JT: Is there a Nordic cooking technique that has had a rebirth with the New Nordic movement that you either really love doing or you wish you could be doing? I wonder if you could tell me about one that you either are really interested in diving into or maybe have already done so?

PJ: I have failed sourdough baker, so let’s not talk about that. But when chef Magnus Nilsson was here in Minneapolis, he talked a lot about preservation methods and how acid would change the structure of meats and dairy. His books, The Nordic Cookbook and The Nordic Baking Book, are so valuable. I would love to research more about how acid and smoke change foods from both the scientific angle and then the flavor angle. I think it’s really interesting that you might leave your bowl of milk up over the fireplace overnight and then the next day it’s become a completely different being. 

JT: I’m wondering if you could speak a little bit towards some of the flavors or perhaps ingredients or dishes that you find unique to Swedish cuisine or Swedish-American cuisine?
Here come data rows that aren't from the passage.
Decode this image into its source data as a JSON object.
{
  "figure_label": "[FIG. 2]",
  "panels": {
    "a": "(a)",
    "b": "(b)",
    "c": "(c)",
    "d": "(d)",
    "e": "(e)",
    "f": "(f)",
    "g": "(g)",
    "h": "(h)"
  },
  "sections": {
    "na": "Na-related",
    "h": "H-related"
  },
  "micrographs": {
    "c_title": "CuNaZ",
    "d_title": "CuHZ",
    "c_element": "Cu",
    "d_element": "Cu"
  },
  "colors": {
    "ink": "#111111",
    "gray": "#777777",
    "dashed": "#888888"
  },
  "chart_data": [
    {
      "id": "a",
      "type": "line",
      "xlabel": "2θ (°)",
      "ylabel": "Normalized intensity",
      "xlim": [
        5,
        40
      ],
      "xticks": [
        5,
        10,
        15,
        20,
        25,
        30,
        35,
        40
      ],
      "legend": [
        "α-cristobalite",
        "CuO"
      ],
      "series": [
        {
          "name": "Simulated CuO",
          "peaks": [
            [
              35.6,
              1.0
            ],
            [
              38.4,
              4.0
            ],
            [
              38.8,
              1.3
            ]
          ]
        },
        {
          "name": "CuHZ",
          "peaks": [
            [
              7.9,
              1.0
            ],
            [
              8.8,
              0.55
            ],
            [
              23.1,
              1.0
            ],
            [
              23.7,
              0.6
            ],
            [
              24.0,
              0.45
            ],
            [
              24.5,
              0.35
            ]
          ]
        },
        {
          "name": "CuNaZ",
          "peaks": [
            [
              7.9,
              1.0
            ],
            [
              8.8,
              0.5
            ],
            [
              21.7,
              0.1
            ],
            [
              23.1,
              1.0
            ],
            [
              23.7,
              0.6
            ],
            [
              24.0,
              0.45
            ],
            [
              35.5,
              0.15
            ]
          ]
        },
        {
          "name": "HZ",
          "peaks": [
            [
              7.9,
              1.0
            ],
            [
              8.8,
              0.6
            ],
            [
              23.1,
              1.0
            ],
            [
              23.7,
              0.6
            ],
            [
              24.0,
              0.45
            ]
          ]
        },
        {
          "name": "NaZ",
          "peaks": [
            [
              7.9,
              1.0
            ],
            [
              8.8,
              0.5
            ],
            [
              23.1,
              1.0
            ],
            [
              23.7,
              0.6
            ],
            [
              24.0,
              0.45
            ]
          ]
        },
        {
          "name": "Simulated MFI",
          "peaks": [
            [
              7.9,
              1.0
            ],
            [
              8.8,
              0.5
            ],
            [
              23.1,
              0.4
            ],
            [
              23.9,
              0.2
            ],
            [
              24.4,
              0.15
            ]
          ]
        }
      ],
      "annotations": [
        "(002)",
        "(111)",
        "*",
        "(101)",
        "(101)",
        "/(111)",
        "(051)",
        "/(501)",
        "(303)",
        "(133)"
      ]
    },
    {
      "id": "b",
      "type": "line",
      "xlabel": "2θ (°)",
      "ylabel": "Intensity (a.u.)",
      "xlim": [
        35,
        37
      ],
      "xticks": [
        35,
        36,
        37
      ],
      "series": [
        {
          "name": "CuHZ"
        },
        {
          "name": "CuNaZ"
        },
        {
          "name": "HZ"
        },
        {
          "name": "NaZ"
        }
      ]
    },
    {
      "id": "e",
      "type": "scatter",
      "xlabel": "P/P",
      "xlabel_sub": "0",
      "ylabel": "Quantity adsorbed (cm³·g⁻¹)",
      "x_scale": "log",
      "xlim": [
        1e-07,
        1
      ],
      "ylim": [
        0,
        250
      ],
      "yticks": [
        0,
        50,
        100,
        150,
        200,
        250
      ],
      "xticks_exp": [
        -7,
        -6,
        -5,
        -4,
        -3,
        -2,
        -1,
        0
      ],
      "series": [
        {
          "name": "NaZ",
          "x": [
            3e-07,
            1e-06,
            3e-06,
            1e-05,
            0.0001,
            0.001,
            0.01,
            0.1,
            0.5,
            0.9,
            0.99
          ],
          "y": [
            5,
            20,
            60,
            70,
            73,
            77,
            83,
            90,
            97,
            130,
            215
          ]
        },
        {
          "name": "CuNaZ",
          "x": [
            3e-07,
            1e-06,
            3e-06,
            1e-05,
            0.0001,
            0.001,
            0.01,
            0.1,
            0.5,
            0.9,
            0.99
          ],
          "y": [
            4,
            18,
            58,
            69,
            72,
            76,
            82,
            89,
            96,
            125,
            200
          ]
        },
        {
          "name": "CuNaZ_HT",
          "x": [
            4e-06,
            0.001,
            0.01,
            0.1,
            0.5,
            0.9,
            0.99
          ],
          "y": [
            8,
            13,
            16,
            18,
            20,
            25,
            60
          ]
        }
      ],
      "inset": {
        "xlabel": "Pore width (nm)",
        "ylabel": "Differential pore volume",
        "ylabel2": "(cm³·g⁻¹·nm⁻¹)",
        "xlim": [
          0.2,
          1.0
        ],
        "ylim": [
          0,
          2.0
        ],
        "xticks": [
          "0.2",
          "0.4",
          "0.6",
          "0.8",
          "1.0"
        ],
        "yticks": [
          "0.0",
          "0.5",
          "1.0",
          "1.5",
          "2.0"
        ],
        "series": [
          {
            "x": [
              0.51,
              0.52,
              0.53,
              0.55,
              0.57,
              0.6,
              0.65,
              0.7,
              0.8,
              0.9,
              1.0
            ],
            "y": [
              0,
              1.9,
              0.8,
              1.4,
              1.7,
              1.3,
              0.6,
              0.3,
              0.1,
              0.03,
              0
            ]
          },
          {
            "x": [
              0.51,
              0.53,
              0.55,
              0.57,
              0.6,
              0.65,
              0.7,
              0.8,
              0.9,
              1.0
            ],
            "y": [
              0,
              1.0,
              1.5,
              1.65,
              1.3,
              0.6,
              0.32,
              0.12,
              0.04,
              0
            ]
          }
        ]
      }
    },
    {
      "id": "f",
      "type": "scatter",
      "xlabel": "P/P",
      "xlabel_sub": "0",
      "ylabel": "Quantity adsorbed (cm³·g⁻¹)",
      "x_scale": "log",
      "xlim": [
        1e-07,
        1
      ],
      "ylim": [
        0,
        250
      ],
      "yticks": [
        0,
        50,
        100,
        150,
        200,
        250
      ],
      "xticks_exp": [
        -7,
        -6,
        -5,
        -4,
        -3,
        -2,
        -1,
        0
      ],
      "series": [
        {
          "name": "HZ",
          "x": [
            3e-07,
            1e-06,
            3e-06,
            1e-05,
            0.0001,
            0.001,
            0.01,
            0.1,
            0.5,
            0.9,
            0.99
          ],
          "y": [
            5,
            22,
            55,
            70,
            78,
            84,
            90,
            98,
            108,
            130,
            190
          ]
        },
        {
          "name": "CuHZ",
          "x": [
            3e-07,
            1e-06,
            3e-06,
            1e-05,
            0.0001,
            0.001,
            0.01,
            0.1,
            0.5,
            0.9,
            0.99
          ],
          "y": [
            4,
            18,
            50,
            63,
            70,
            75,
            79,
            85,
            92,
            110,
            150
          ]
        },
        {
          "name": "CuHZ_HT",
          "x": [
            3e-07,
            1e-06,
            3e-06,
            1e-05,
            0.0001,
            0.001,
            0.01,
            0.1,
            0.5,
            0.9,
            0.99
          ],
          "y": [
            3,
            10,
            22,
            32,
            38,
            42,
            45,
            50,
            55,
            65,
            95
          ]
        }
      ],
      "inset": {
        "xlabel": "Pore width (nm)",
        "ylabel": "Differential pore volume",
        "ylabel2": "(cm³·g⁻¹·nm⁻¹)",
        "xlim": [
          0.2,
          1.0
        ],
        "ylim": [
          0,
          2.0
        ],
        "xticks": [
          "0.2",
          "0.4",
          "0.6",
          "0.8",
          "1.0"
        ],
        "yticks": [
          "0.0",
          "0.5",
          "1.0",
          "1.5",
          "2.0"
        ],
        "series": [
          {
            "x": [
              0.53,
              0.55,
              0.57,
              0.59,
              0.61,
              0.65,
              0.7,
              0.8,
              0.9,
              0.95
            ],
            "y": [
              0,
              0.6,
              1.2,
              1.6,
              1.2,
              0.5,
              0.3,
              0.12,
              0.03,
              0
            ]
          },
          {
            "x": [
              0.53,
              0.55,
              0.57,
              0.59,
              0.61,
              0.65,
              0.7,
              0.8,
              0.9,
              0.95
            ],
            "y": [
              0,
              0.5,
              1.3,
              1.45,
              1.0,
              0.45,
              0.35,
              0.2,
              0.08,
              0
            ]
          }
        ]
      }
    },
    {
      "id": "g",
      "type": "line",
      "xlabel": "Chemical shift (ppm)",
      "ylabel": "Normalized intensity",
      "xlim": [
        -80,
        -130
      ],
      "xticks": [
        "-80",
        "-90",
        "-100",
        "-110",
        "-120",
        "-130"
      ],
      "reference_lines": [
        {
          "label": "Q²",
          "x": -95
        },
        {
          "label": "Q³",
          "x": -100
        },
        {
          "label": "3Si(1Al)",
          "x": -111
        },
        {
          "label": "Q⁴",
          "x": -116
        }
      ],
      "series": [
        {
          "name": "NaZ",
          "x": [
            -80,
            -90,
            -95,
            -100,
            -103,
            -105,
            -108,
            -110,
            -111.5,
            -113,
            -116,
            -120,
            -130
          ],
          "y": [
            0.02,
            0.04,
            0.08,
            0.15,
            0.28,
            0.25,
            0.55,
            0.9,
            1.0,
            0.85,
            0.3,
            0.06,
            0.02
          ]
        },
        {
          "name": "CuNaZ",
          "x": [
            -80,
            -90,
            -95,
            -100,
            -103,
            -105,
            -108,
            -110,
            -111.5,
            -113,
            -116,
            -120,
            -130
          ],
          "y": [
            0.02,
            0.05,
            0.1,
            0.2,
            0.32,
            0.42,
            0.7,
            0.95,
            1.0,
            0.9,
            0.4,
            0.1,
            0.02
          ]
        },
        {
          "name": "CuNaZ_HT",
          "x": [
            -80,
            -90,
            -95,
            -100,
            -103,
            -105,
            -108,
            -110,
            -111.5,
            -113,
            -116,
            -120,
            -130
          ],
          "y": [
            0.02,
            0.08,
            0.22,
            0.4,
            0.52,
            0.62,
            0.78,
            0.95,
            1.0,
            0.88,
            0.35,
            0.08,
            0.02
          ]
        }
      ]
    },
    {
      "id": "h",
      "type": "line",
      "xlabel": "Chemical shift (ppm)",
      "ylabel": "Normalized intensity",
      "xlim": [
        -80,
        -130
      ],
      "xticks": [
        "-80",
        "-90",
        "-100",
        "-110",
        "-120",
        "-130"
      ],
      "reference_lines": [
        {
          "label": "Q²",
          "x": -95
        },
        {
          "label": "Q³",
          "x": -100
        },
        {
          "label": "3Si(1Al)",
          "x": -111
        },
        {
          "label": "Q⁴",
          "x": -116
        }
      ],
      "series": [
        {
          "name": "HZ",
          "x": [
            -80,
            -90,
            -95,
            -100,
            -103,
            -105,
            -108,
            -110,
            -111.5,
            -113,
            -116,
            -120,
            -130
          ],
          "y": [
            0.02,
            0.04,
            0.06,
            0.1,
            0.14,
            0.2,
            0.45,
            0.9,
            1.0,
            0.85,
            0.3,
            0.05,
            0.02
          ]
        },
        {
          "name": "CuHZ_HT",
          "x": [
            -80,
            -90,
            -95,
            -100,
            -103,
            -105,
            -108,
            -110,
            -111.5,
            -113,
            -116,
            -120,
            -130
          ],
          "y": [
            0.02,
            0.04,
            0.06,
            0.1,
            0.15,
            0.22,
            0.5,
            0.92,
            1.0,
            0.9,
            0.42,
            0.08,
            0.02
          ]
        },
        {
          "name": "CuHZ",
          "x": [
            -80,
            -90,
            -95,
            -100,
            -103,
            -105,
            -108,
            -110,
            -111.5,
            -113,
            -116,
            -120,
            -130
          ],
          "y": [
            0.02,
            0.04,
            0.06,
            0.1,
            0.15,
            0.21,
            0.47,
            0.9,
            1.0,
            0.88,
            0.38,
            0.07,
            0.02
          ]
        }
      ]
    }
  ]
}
PJ: That’s another thing I’m just so fascinated by. There’s a map called the Swedish Bread Map. It shows that the kind of fuel and baking implements you have, dictate what kind of breads you can make. For example, historically, if I lived in a place where I had access to a lot of fuel and I have somebody who knows how to make stoneware, I might be able to make an oven. But maybe I just have a stove top so I can only make flat bread. Or maybe I lived in an area where I didn’t have access to an oven every day, so I might make a lot of crackers because then I only would have to go to the oven once or twice a year. And where grains grow affects the breads too. Oats, barley, rye, and wheat grow in different places. Lefse, for example, isn’t just potato – there are so many different types of lefse in Norway and flatbreads across Sweden that are similar. I talk in my book, Jul, about using barley and rye flour with potato to make flat bread. And I ask the question – what did they have before the potato, since it is a new world food? I think flatbread is such a great introduction into the similarities and differences between the food traditions of these two neighboring countries, Norway and Sweden.

JT: What is a recipe that brings forth some of these ideas for you?

PJ: Everyone talks about rice pudding, but really barley pudding was there first. In my book, Jul, I have a barley pudding recipe that it brings this old food. Barley together with coconut milk and some other ingredients highlights this theme of immigration over time with different cultural flavors.